Are you getting confused (like everyone else) about checkpoints, snapshots, VSS snapshots, Hyper-V snapshots, and SAN snapshots?

It is confusing thanks to Microsoft and a couple of others….

Let’s get to work:


Hyper-V Snapshots are Now Called Checkpoints

Hyper-V snapshots were called snapshots in Windows Server 2008 and Windows Server 2008 R2.

Then Microsoft renamed them “to prevent confusion” to Hyper-V Checkpoints.

Hyper-V snapshots are essentially the same thing as VMware snapshots and VirtualBox snapshots.

The state of a virtual machine is saved, creating a restore point so you can go back in time and quickly restore the hard drive and actual VM state of a particular point in the past, when the snapshot was created.

Hyper-V checkpoints are for demo and test purposes only.
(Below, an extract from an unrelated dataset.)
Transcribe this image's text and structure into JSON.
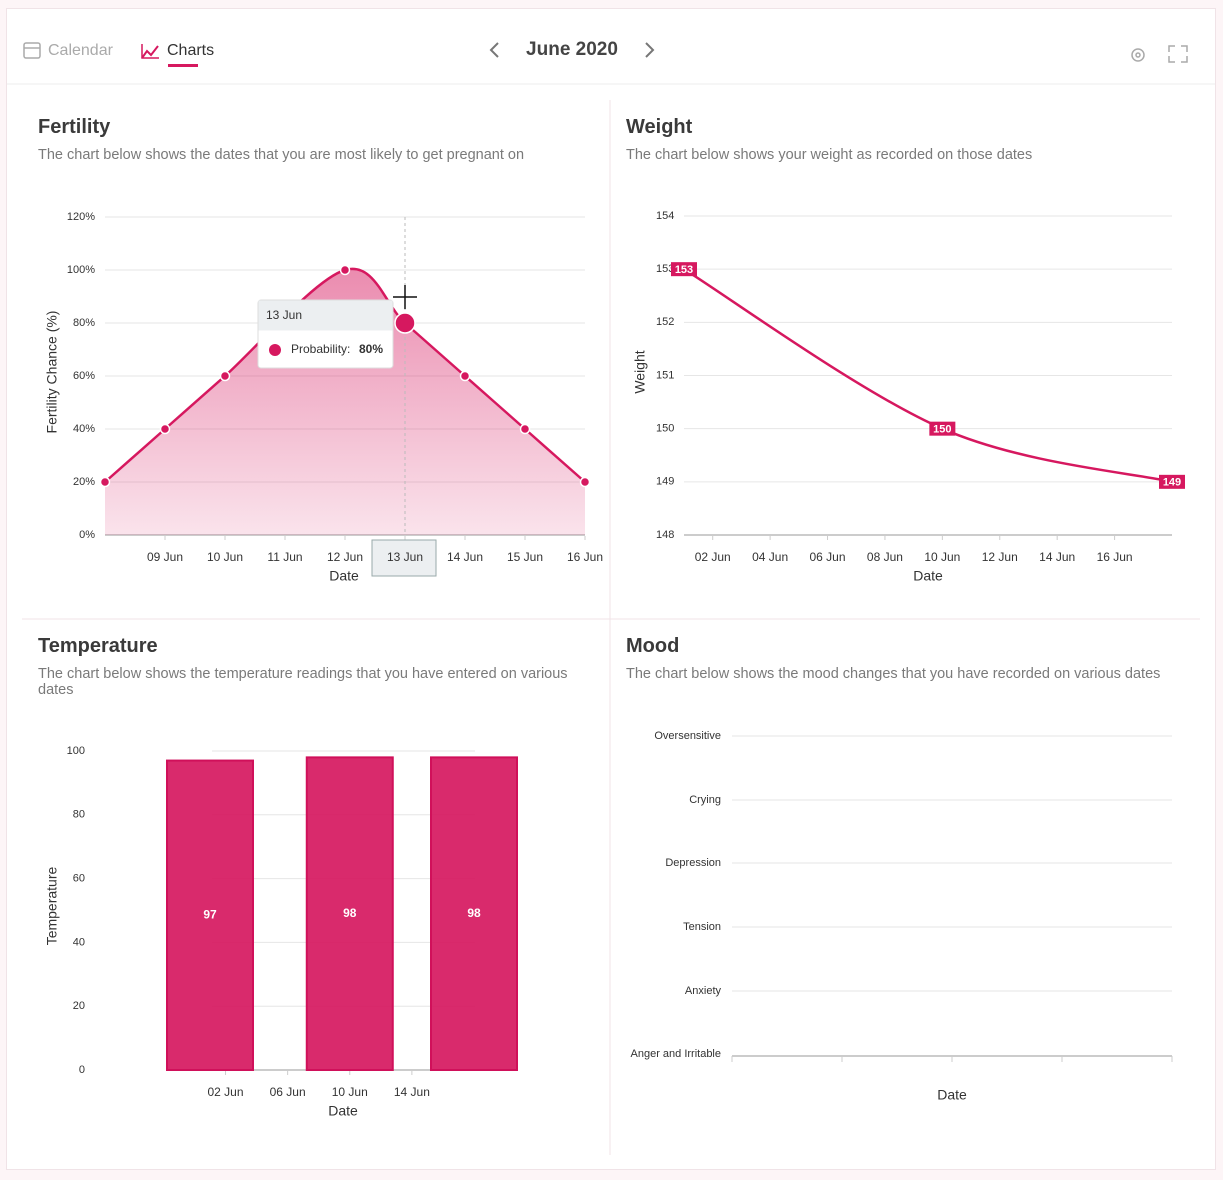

They are not meant to be used on a production system.



This section describes potential issues with checkpoints.

Data corruption

This ‘going back in time’ feature sound good and useful but you need to know what you are doing. First, some transaction and replication-based services and applications may fail big time if you ‘set the clock back’. If the internal state goes back to a prior state, but the data has been already replicated elsewhere…there will be problems on the horizon.

Data Loss

The quality of snapshots and their management depend solely on the virtualization platform used. It’s not unusual for snapshots to end up becoming unbootable or even completely disappear from the system. There are bugs in Windows, in Hyper-V, in VMware, etc. that haven’t been fixed yet and that can lead to data loss scenarios. It’s always a good idea not to blindly trust and deploy those features without have a good backup first.

Loss of Links:

Obviously–or not immediately as obvious–the VM will lose current internet and network connections if reverted back to the past. It’s like beaming yourself to a different place when you don’t expect it. Client TCP links for example will need to be reset when a VM is reverted to an old state and the service application needs to be capable of handling that, too.
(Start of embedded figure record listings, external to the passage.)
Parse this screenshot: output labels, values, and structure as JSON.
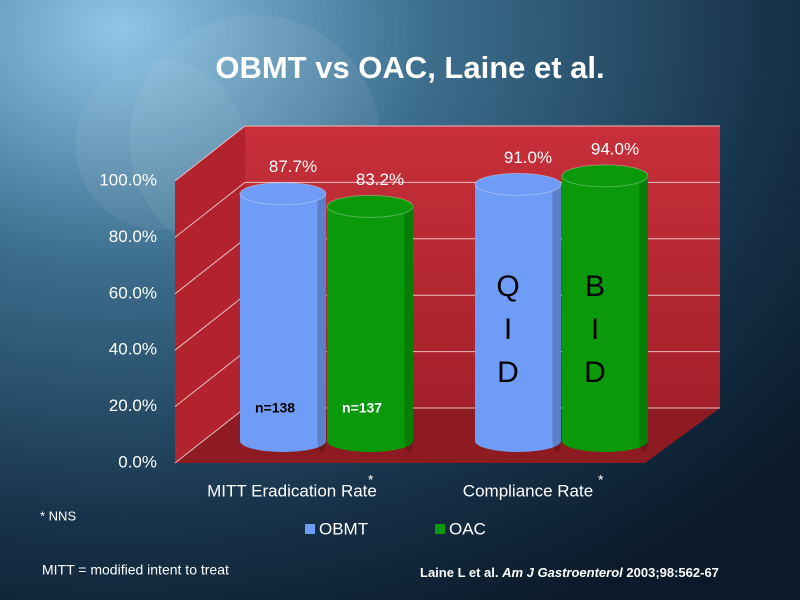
{
  "chart_data": {
    "type": "bar3d",
    "title": "OBMT vs OAC, Laine et al.",
    "categories": [
      "MITT Eradication Rate",
      "Compliance Rate"
    ],
    "series": [
      {
        "name": "OBMT",
        "color": "#6f9cf7",
        "values": [
          87.7,
          91.0
        ],
        "value_labels": [
          "87.7%",
          "91.0%"
        ],
        "bar_texts": [
          "n=138",
          "QID"
        ]
      },
      {
        "name": "OAC",
        "color": "#0a990a",
        "values": [
          83.2,
          94.0
        ],
        "value_labels": [
          "83.2%",
          "94.0%"
        ],
        "bar_texts": [
          "n=137",
          "BID"
        ]
      }
    ],
    "ylim": [
      0,
      100
    ],
    "yticks": [
      {
        "value": 0,
        "label": "0.0%"
      },
      {
        "value": 20,
        "label": "20.0%"
      },
      {
        "value": 40,
        "label": "40.0%"
      },
      {
        "value": 60,
        "label": "60.0%"
      },
      {
        "value": 80,
        "label": "80.0%"
      },
      {
        "value": 100,
        "label": "100.0%"
      }
    ],
    "grid": true,
    "legend": "bottom",
    "category_marks": [
      "*",
      "*"
    ],
    "footnotes": [
      "* NNS",
      "MITT = modified intent to treat"
    ],
    "citation": [
      "Laine L et al. ",
      "Am J Gastroenterol",
      " 2003;98:562-67"
    ]
  }
}
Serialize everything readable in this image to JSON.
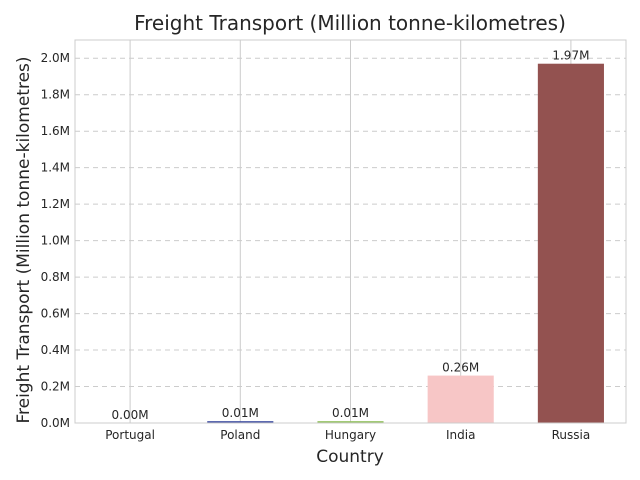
{
  "chart_data": {
    "type": "bar",
    "title": "Freight Transport (Million tonne-kilometres)",
    "xlabel": "Country",
    "ylabel": "Freight Transport (Million tonne-kilometres)",
    "categories": [
      "Portugal",
      "Poland",
      "Hungary",
      "India",
      "Russia"
    ],
    "values": [
      0.0,
      0.01,
      0.01,
      0.26,
      1.97
    ],
    "value_labels": [
      "0.00M",
      "0.01M",
      "0.01M",
      "0.26M",
      "1.97M"
    ],
    "colors": [
      "#5a6fa3",
      "#3b4aa0",
      "#8fbf5a",
      "#f7c6c6",
      "#935250"
    ],
    "ylim": [
      0,
      2.1
    ],
    "yticks": [
      0,
      0.2,
      0.4,
      0.6,
      0.8,
      1.0,
      1.2,
      1.4,
      1.6,
      1.8,
      2.0
    ],
    "ytick_labels": [
      "0.0M",
      "0.2M",
      "0.4M",
      "0.6M",
      "0.8M",
      "1.0M",
      "1.2M",
      "1.4M",
      "1.6M",
      "1.8M",
      "2.0M"
    ],
    "grid": true
  }
}
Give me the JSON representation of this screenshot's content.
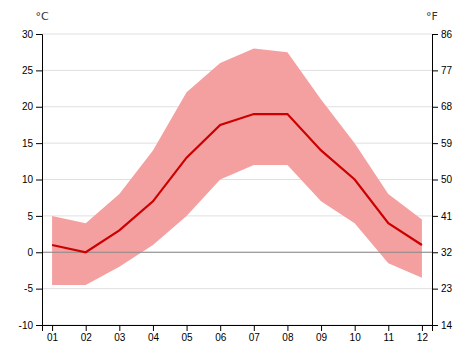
{
  "chart_data": {
    "type": "line",
    "categories": [
      "01",
      "02",
      "03",
      "04",
      "05",
      "06",
      "07",
      "08",
      "09",
      "10",
      "11",
      "12"
    ],
    "series": [
      {
        "type": "area",
        "color": "#f5a0a0",
        "low": [
          -4.5,
          -4.5,
          -2.0,
          1.0,
          5.0,
          10.0,
          12.0,
          12.0,
          7.0,
          4.0,
          -1.5,
          -3.5
        ],
        "high": [
          5.0,
          4.0,
          8.0,
          14.0,
          22.0,
          26.0,
          28.0,
          27.5,
          21.0,
          15.0,
          8.0,
          4.5
        ]
      },
      {
        "type": "line",
        "color": "#cc0000",
        "values": [
          1.0,
          0.0,
          3.0,
          7.0,
          13.0,
          17.5,
          19.0,
          19.0,
          14.0,
          10.0,
          4.0,
          1.0
        ]
      }
    ],
    "hline": {
      "value": 0,
      "color": "#888888"
    },
    "ylim": [
      -10,
      30
    ],
    "yticks": [
      -10,
      -5,
      0,
      5,
      10,
      15,
      20,
      25,
      30
    ],
    "y2lim": [
      14,
      86
    ],
    "y2ticks": [
      14,
      23,
      32,
      41,
      50,
      59,
      68,
      77,
      86
    ],
    "y_label": "°C",
    "y2_label": "°F",
    "grid": true
  }
}
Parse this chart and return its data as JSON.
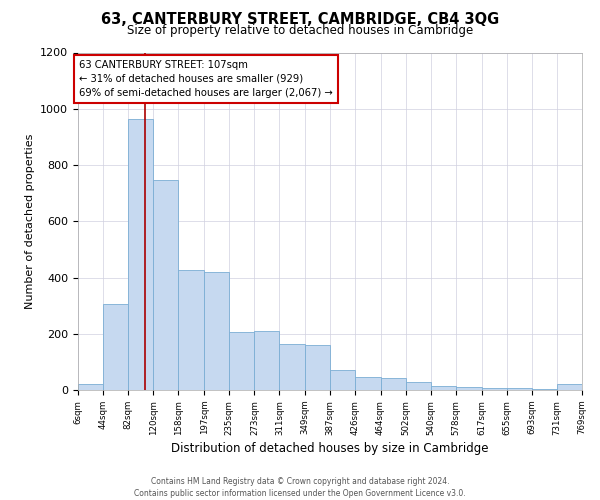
{
  "title": "63, CANTERBURY STREET, CAMBRIDGE, CB4 3QG",
  "subtitle": "Size of property relative to detached houses in Cambridge",
  "xlabel": "Distribution of detached houses by size in Cambridge",
  "ylabel": "Number of detached properties",
  "footer1": "Contains HM Land Registry data © Crown copyright and database right 2024.",
  "footer2": "Contains public sector information licensed under the Open Government Licence v3.0.",
  "bin_edges": [
    6,
    44,
    82,
    120,
    158,
    197,
    235,
    273,
    311,
    349,
    387,
    426,
    464,
    502,
    540,
    578,
    617,
    655,
    693,
    731,
    769
  ],
  "bar_heights": [
    20,
    305,
    965,
    745,
    425,
    420,
    205,
    210,
    163,
    160,
    70,
    45,
    42,
    28,
    13,
    10,
    8,
    6,
    5,
    20,
    0
  ],
  "bar_color": "#c6d9f0",
  "bar_edge_color": "#7aadd4",
  "vline_color": "#aa0000",
  "vline_x": 107,
  "ylim": [
    0,
    1200
  ],
  "yticks": [
    0,
    200,
    400,
    600,
    800,
    1000,
    1200
  ],
  "annotation_line1": "63 CANTERBURY STREET: 107sqm",
  "annotation_line2": "← 31% of detached houses are smaller (929)",
  "annotation_line3": "69% of semi-detached houses are larger (2,067) →",
  "annotation_box_facecolor": "#ffffff",
  "annotation_box_edgecolor": "#cc0000",
  "bg_color": "#ffffff",
  "grid_color": "#d0d0e0"
}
Virtual differencing disks are being used to accomplish snapshot functionality. Most of the time these disks are also dynamically expanding. A big no-no on production systems. You can easily clog your server with a couple of these snapshots. Expect a performance degradation of 300 to 1000% when using snapshots versus a single, fixed sized VHDX.


Volume Shadow Copy Service (VSS) Snapshots, aka. Shadows

VSS snapshots (shadows) are point-in-time background images of hard drives used by the Volume Shadow Copy Service in Windows.

These snapshots are necessary when you want Hyper-V live backups to take place. VSS is a framework that allows services to register and prepare for live backup. Without VSS there wouldn’t be a way to run backups while Windows (and services) are running and ensure the backup is application and crash consistent.

VSS snapshots have absolutely nothing to do with Hyper-V snapshots and checkpoints.

A bad performing server may have dozens of shadows in the system. As with Hyper-V virtual machine checkpoints, VSS shadows can case an enormous resource spike and performance degradation, even when no backups are running. Because every hard disk block access needs to be virtualized and potentially rerouted, this backup technique adds considerable stress to your servers. You would definitely want to check you don’t have orphaned VSS shadows on your servers. In addition, you may want to consider turning off System Restore and not using Windows Server Backup, as these technologies create lots of persistent shadows periodically.


SAN Snapshots

SAN snapshots are a technique similar to VSS snapshots, and may in fact be coupled to VSS, such that VSS shadows are delegated to a SAN device. A hardware-based implementation of a disk shadow is performing far better; however, you will find that there are plenty of compatibility issues from SAN to SAN and VSS. You’ll want to check your file backup software to make sure it works with the SAN drivers you have.



Snapshots aka checkpoints, VSS shadows and SAN snapshots are all great tools; yet, they should be used with caution. Ideally the IT admin should be aware of potential issues that may emerge from using them.

As always, it’s always a good idea to use a good backup solution for Hyper-V and VMware and protect your hard work!